2. Why is the ENM "overpredicting" in geographic space?
Now, let's look at the niche in environmental space. We'll graph the response functions for each variable as we hold all other variables constant (at their median value).
# get min/max value of each predictor across study region
minPred <- minValue(climate)
maxPred <- maxValue(climate)
names(minPred) <- names(maxPred) <- names(climate)
# get median value of each predictor across species' presences
medianPred <- apply(records[ , predictors], 2, median)
# make data frame with median value of each predictor
env <- as.data.frame(medianPred)
env <- t(env)
env <- env[rep(1, 100), ]
head(env)
## WC08 WC09 WC16 WC17 WC19
## medianPred -13.5 139 200.5 96 156
## medianPred -13.5 139 200.5 96 156
## medianPred -13.5 139 200.5 96 156
## medianPred -13.5 139 200.5 96 156
## medianPred -13.5 139 200.5 96 156
## medianPred -13.5 139 200.5 96 156
par(mfrow=c(2, 3))
# for each predictor
for (pred in predictors) {
# make copy of data frame
thisEnv <- env
# now vary focal predictor from min to max value
# all other predictors keep median value
thisEnv[ , pred] <- seq(minPred[pred], maxPred[pred], length.out=100)
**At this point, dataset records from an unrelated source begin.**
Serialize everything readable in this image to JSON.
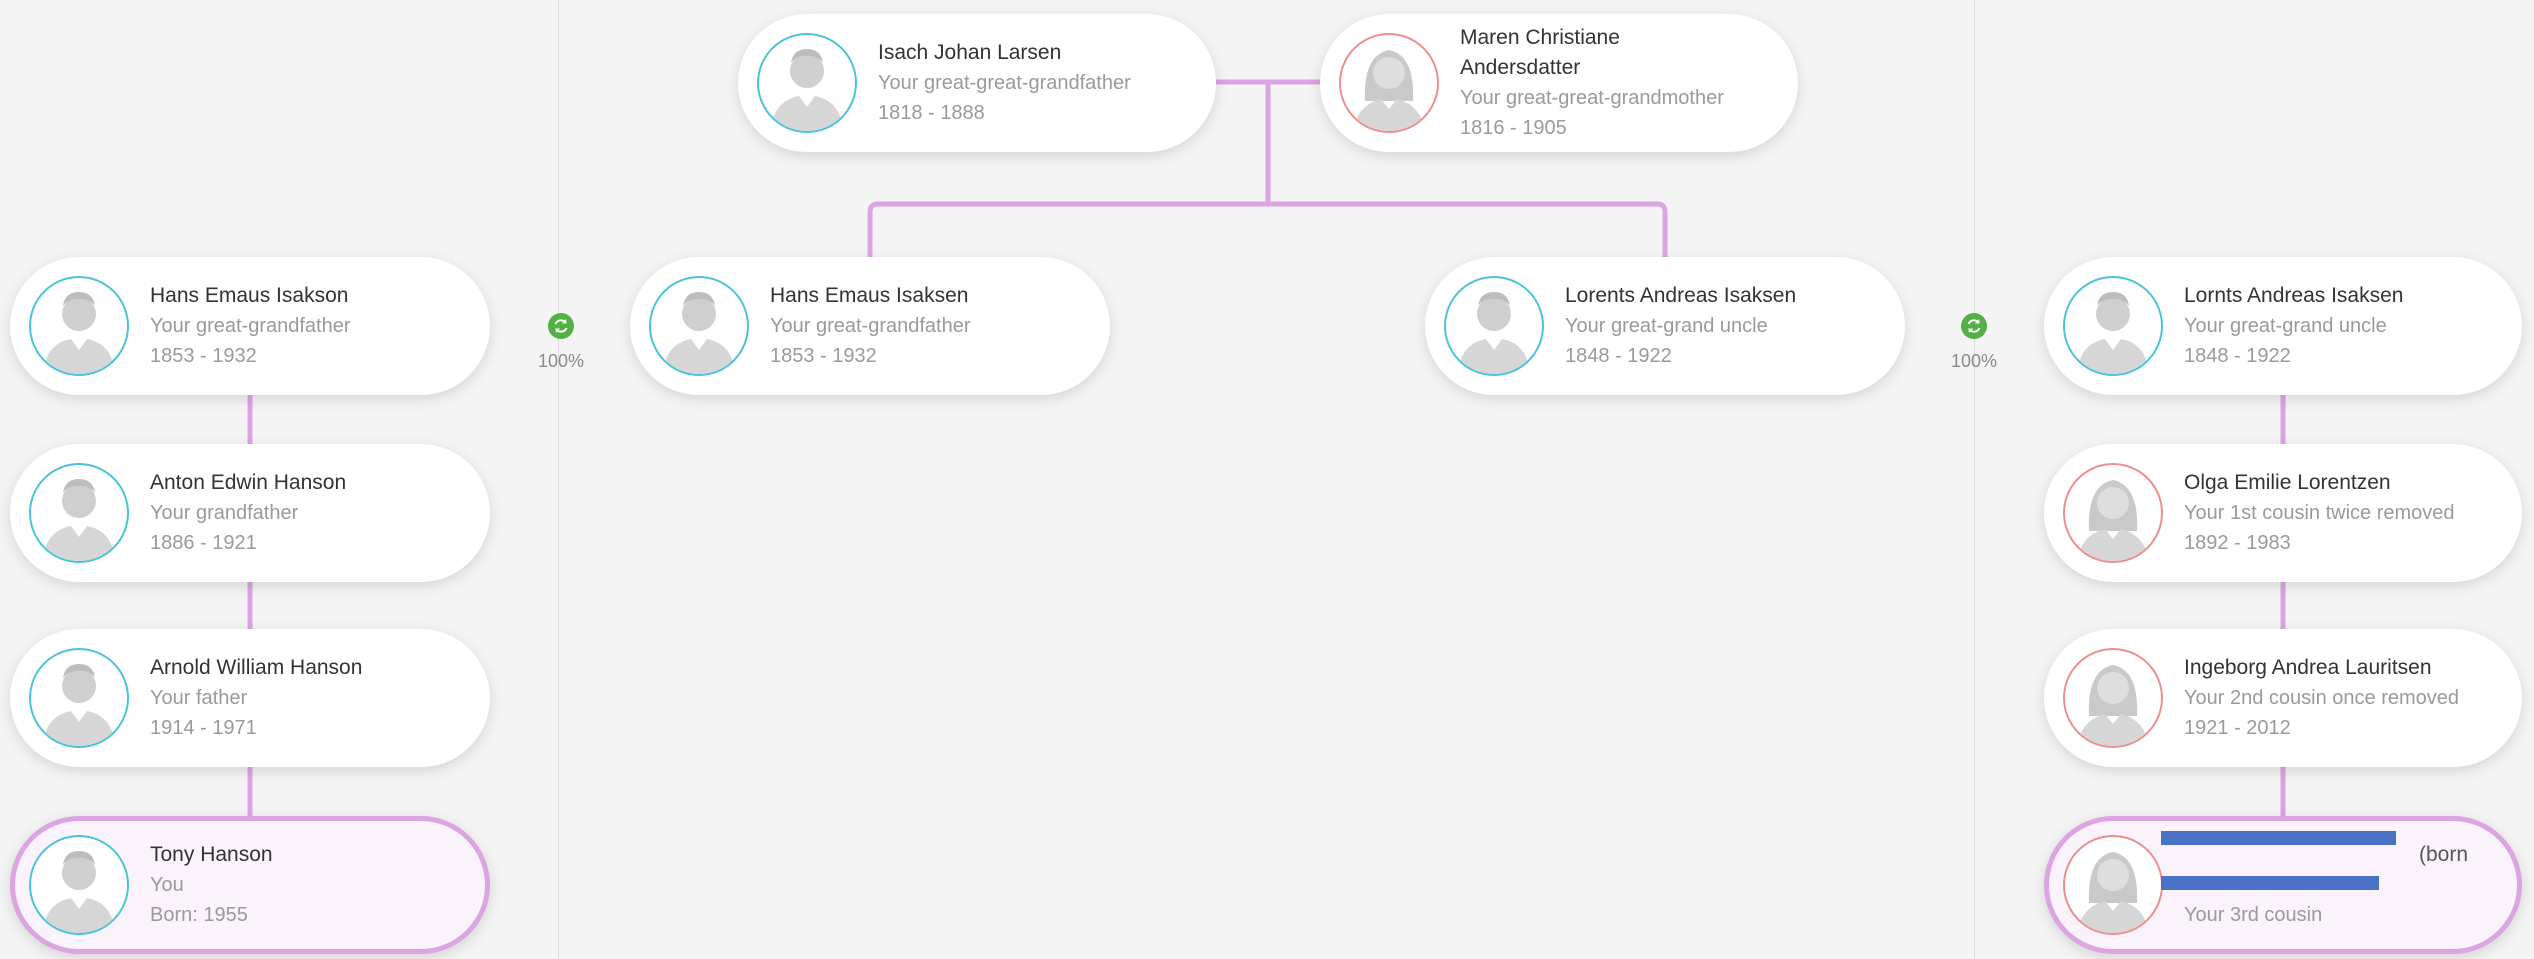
{
  "ancestors": {
    "father": {
      "name": "Isach Johan Larsen",
      "relation": "Your great-great-grandfather",
      "years": "1818 - 1888"
    },
    "mother": {
      "name": "Maren Christiane Andersdatter",
      "relation": "Your great-great-grandmother",
      "years": "1816 - 1905"
    }
  },
  "left_column": [
    {
      "name": "Hans Emaus Isakson",
      "relation": "Your great-grandfather",
      "years": "1853 - 1932"
    },
    {
      "name": "Anton Edwin Hanson",
      "relation": "Your grandfather",
      "years": "1886 - 1921"
    },
    {
      "name": "Arnold William Hanson",
      "relation": "Your father",
      "years": "1914 - 1971"
    },
    {
      "name": "Tony Hanson",
      "relation": "You",
      "years": "Born: 1955"
    }
  ],
  "center": {
    "left": {
      "name": "Hans Emaus Isaksen",
      "relation": "Your great-grandfather",
      "years": "1853 - 1932"
    },
    "right": {
      "name": "Lorents Andreas Isaksen",
      "relation": "Your great-grand uncle",
      "years": "1848 - 1922"
    }
  },
  "right_column": [
    {
      "name": "Lornts Andreas Isaksen",
      "relation": "Your great-grand uncle",
      "years": "1848 - 1922"
    },
    {
      "name": "Olga Emilie Lorentzen",
      "relation": "Your 1st cousin twice removed",
      "years": "1892 - 1983"
    },
    {
      "name": "Ingeborg Andrea Lauritsen",
      "relation": "Your 2nd cousin once removed",
      "years": "1921 - 2012"
    },
    {
      "name": "(born",
      "relation": "Your 3rd cousin"
    }
  ],
  "matches": {
    "left_percent": "100%",
    "right_percent": "100%"
  },
  "colors": {
    "connector": "#dca4e2",
    "male_ring": "#4cc3d6",
    "female_ring": "#ee8f8f",
    "match_icon": "#52b044",
    "redaction": "#4a72c4"
  }
}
# make prediction using this data frame
predictionSDM <- predict(baselineModel, thisEnv)
predictionENM <- predict(nicheModel, thisEnv)
# plot
plot(x=thisEnv[ , pred],
y=predictionSDM,
ylim=c(0, 1),
xlab=pred,
ylab='Suitability',
main=pred,
type='l',
col='black',
lty='dashed',
lwd=2
)
lines(x=thisEnv[ , pred], y=predictionENM, col='black', lwd=2)
legend('topright',
legend=c('SDM', 'ENM'),
lty=c('dashed', 'solid'),
lwd=2,
cex=0.7
)
# add species' presences (top rug)
rug(records[ , pred], side=3, col='mediumseagreen')
# add background sites (bottom rug)
rug(targetBg[ , pred], side=1, col='red')
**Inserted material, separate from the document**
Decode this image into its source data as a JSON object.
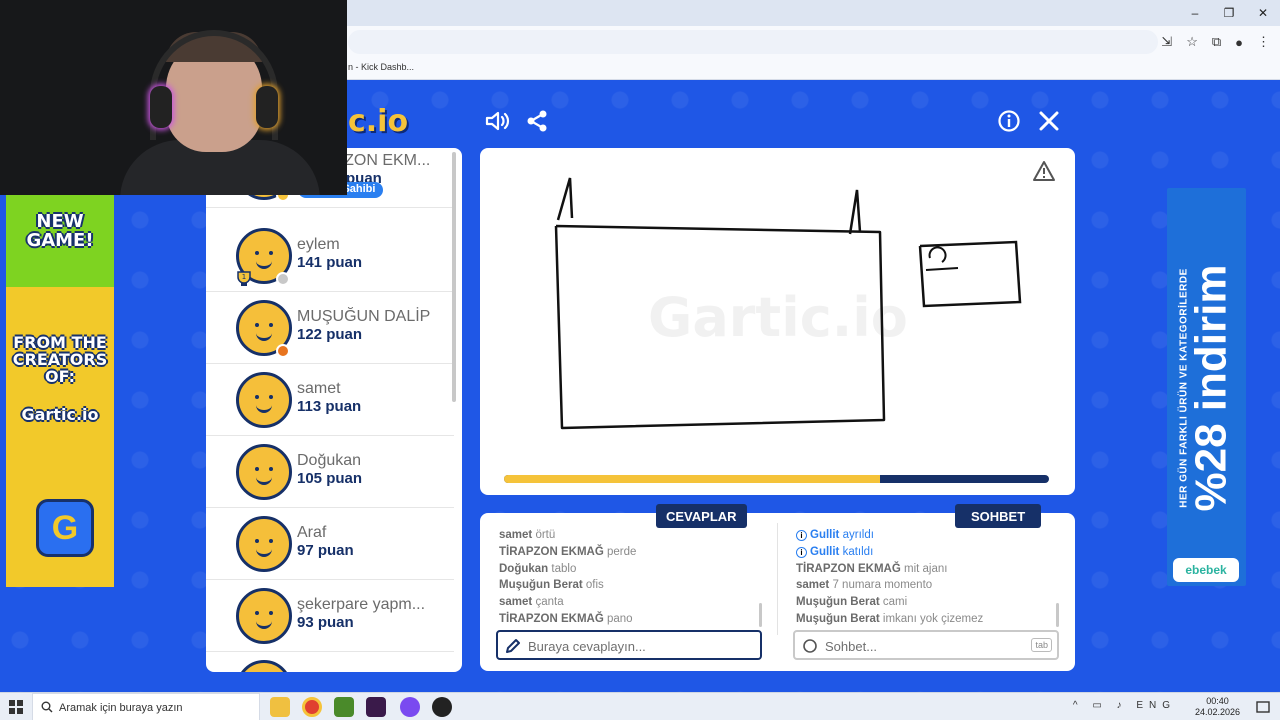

rug(targetInBuffer[ , pred], side=1, col='black')
}
Here the red "ticks" on the button (the rug plot) represent the location of all target background sites, while the black ticks represent target background sites within the buffered region. You can see that the range of target background sites in the buffered region is smaller than the range across all target sites. As a result, the response curves have different forms.
Reflection
1. How does your ENM contrast with your SDM in geographic space and in environmental space? Is there something striking about the differences between the models in environmental space?
2. If you were projecting a species' response to climate change, which model type (SDM or ENM) should you use?
3. How else might you estimate M (in the BAM diagram)? Do you think it is possible to estimate A?